For purposes of subparagraphs (e) (vi) and (e) (vii), an "identified
State" includes any third country, identified by agreement of the
competent authorities, which has effective provisions for the exchange of
information with the State in which the person being tested under this
paragraph is a resident.
f) For purposes of subparagraph (e), a person (or group) shall be
deemed to own a "controlling beneficial interest" in another person if it
holds directly or indirectly a beneficial interest which represents more
than 50 percent of the value and voting power in such other person,
provided that:
i) an interest consisting of 50 percent or less of the value and
voting power of any third person shall not be considered for purposes of
determining the percentage of indirect ownership held in such other
person; and
ii) no person shall be considered to be part of a group owning a
controlling beneficial interest in an entity unless such person holds
directly a beneficial interest which represents at least 10 percent of the
value and voting power in such entity.
g) For purposes of subparagraph (e), a person (or group) shall be
deemed to have "common control" of two persons if it holds a controlling
beneficial interest in each such person.
h) For purposes of applying the rules of this paragraph, where a
person that is a resident of the Netherlands is engaged in the active
conduct of a trade or business in the Netherlands (or considered to be so
engaged under the rules of subparagraph (e)), and activity that is a
component part of, or directly related to that trade or business,
consistent with the rules of subparagraph (e), is also conducted in other
member states of the European Communities, that person may elect to treat
all, or, as the case may be, the proportionate share of such activity as
if it were conducted solely in the Netherlands, provided that each of the
following three ratios exceeds 15 percent:
i) the ratio of the value of assets used or held for use in the active
conduct of the trade or business within the Netherlands (without regard to
any assets attributed from a third state under this subparagraph) to all,
or, as the case may be, the proportionate share of the value of such
assets so used or held for use within all such member states;
ii) the ratio of gross income derived from the active conduct of the
trade or business within the Netherlands (without regard to any gross
income attributed from a third state under this subparagraph) to all, or,
as the case may be, the proportionate share of the gross income so derived
within all such member states; and
iii) the ratio of the payroll expense of the trade or business for
services performed within the Netherlands (without regard to any services
attributed from a third state under this subparagraph) to all, or, as the
case may be, the proportionate share of the payroll expense of the trade
or business for services performed within all such member states.

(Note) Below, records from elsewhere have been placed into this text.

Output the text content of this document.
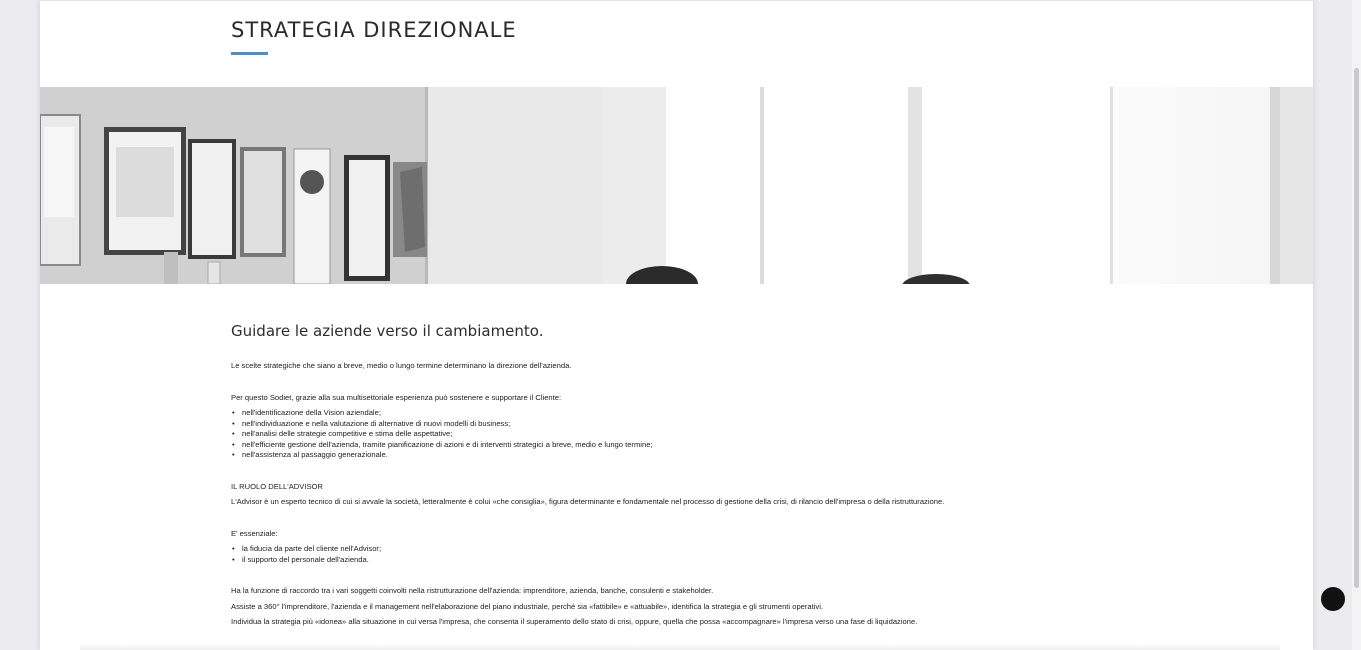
STRATEGIA DIREZIONALE
Guidare le aziende verso il cambiamento.

Le scelte strategiche che siano a breve, medio o lungo termine determinano la direzione dell'azienda.

Per questo Sodiet, grazie alla sua multisettoriale esperienza può sostenere e supportare il Cliente:

• nell'identificazione della Vision aziendale;
• nell'individuazione e nella valutazione di alternative di nuovi modelli di business;
• nell'analisi delle strategie competitive e stima delle aspettative;
• nell'efficiente gestione dell'azienda, tramite pianificazione di azioni e di interventi strategici a breve, medio e lungo termine;
• nell'assistenza al passaggio generazionale.

IL RUOLO DELL'ADVISOR

L'Advisor è un esperto tecnico di cui si avvale la società, letteralmente è colui «che consiglia», figura determinante e fondamentale nel processo di gestione della crisi, di rilancio dell'impresa o della ristrutturazione.

E' essenziale:

• la fiducia da parte del cliente nell'Advisor;
• il supporto del personale dell'azienda.

Ha la funzione di raccordo tra i vari soggetti coinvolti nella ristrutturazione dell'azienda: imprenditore, azienda, banche, consulenti e stakeholder.

Assiste a 360° l'imprenditore, l'azienda e il management nell'elaborazione del piano industriale, perché sia «fattibile» e «attuabile», identifica la strategia e gli strumenti operativi.

Individua la strategia più «idonea» alla situazione in cui versa l'impresa, che consenta il superamento dello stato di crisi, oppure, quella che possa «accompagnare» l'impresa verso una fase di liquidazione.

3. A person that is a resident of one of the States shall also be
entitled to all the benefits of this Convention if that person functions
as a headquarter company for a multinational corporate group. A person
shall be considered a headquarter company for this purpose only if:
a) it provides a substantial portion of the overall supervision and
administration of the group, which may include, but cannot be principally,
group financing;
b) the corporate group consists of corporations resident in, and
engaged in an active business in, at least five countries, and the
business activities carried on in each of the five countries (or five
groupings of countries) generate at least 10 percent of the gross income
of the group;
c) the business activities carried on in any one country other than
the State of residence of the headquarter company generate less than 50
percent of the gross income of the group;
d) no more than 25 percent of its gross income is derived from the
other State;
e) it has, and exercises, independent discretionary authority to carry
out the functions referred to in subparagraph (a);
f) it is subject to the same income taxation rules in its country of
residence as persons described in paragraph 2; and
g) the income derived in the other State either is derived in
connection with, or is incidental to, the active business referred to in
subparagraph (b).
If the gross income requirements of subparagraphs (b) (c) or (d) of
this paragraph are not fulfilled, they will be deemed to be fulfilled if
the required ratios are met when averaging the gross income of the
preceding four years.
4. a) A company resident in the Netherlands shall also be entitled to
the benefits of Article 10 (Dividends), 11 (Branch Tax), 12 (Interest) or
13 (Royalties) if:
i) more than 30 percent of the aggregate vote and value of all of its
shares (and more than 30 percent of the shares of any "disproportionate
class of shares") is owned, directly or indirectly, by qualified persons
resident in the Netherlands;
ii) more than 70 percent of all such shares is owned, directly or
indirectly, by qualified persons and persons that are residents of member
states of the European Communities; and
iii) such company meets the base reduction test described in paragraph
5.
b) In determining whether, pursuant to subparagraph (a) (ii), a
company's shares are owned by residents of member states of the European
Communities, only those shares shall be considered which are held by
persons that are residents of states with a comprehensive income tax
Convention with the United States, as long as the particular dividend,
profit or income subject to the branch tax, interest, or royalty payment
in respect of which treaty benefits are claimed would be subject to a rate
of tax under that Convention that is no less favorable than the rate of
tax applicable to such company under Articles 10 (Dividends), 11 (Branch
Tax), 12 (Interest) or 13 (Royalties) of this Convention.